LangChain Utilities
Do you find yourself frequently copy-pasting texts from the web / PDFs / other documents into ChatGPT?
If yes, these tools are for you!
Optimized to feed into a chat interface (like ChatGPT) manually in one or multiple (to get around context length limits) goes.

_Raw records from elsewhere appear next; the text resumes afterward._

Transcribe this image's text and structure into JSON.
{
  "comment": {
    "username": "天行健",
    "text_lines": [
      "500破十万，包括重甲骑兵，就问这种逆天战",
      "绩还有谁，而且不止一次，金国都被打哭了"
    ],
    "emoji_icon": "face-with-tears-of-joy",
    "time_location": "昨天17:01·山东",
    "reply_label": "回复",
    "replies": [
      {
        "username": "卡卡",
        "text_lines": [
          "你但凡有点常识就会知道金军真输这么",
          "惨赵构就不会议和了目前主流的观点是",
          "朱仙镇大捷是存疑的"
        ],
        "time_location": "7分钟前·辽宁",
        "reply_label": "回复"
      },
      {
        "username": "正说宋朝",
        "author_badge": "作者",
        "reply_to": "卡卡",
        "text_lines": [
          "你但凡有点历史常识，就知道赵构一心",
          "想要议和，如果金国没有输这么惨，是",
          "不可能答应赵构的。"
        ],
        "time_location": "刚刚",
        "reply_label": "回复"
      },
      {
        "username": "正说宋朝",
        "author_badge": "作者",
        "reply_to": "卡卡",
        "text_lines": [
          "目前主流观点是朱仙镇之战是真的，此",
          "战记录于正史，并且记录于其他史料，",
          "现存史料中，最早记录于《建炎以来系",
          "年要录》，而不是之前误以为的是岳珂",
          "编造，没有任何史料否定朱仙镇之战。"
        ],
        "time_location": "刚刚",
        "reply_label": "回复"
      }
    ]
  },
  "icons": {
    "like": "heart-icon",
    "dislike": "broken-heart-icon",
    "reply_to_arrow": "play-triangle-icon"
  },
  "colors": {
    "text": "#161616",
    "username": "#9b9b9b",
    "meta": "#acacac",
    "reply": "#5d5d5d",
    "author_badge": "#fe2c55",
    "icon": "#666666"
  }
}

Basically, the prompts generated look like this:
REPLY_OK_IF_YOU_READ_TEMPLATE = '''
Below is {what}, reply "OK" if you read:
"""
{content}
"""
'''.strip()
You can feed it directly to a chat interface like ChatGPT, and ask follow up questions about it.
See prompts.py
for other variations.
- Loading
https://github.com/tddschn/langchain-utils
and copy to clipboard:
CleanShot-2023-04-13T18-15-32.mp4
- Load 3 pages of a pdf file, open each part for inspection before copying, and optionally merge 3 pages into 2 prompts that wouldn't go over the
gpt-3.5-turbo
's context length limit with langchain'sTokenTextSplitter
.
CleanShot-2023-04-13T18-25-30.mp4
$ pandocprompt --help
usage: pandocprompt [-h] [-V] [-c] [-e] [-m model] [-S] [-s chunk_size]
[-P PARTS [PARTS ...]] [-r] [-R]
[--print-percentage-non-ascii] [-n] [--out OUT] [-C]
[-w WHAT] [-M] [--from PANDOC_FROM_FORMAT]
[--to PANDOC_TO_FORMAT]
[PATH ...]
Get prompts from arbitrary files. You need to have `pandoc` installed and in
$PATH, it will be used to convert source files to desired (hopefully textual)
format. Common use cases: Getting prompts from EPub books or several TeX
files.
positional arguments:
PATH Paths to the text files, or stdin if not provided
(default: None)
options:
-h, --help show this help message and exit
-V, --version show program's version number and exit
-c, --copy Copy the prompt to clipboard (default: False)
-e, --edit Edit the prompt and copy manually (default: False)
-m model, --model model
Model to use. This only affects the chunk size. Use -S
to disable splitting (infinite chunk size). (default:
gpt-4-32k)
-S, --no-split Do not split the prompt into multiple parts (use this
if the model has a really large context size)
(default: False)
-s chunk_size, --chunk-size chunk_size
Chunk size when splitting transcript, also used to
determine whether to split, defaults to 1/2 of the
context length limit of the model (default: None)
-P PARTS [PARTS ...], --parts PARTS [PARTS ...]
Parts to select in the processes list of Documents
(default: None)
-r, --raw Wraps the content in triple quotes with no extra text
(default: False)
-R, --raw-no-quotes Output the content only (default: False)
--print-percentage-non-ascii
Print percentage of non-ascii characters (default:
False)
-n, --dry-run Dry run (default: False)
--out OUT Output file (default: None)
-C, --from-clipboard Load text from clipboard (default: False)
-w WHAT, --what WHAT Initial knowledge you want to insert before the PDF
content in the prompt (default: the content of a
document)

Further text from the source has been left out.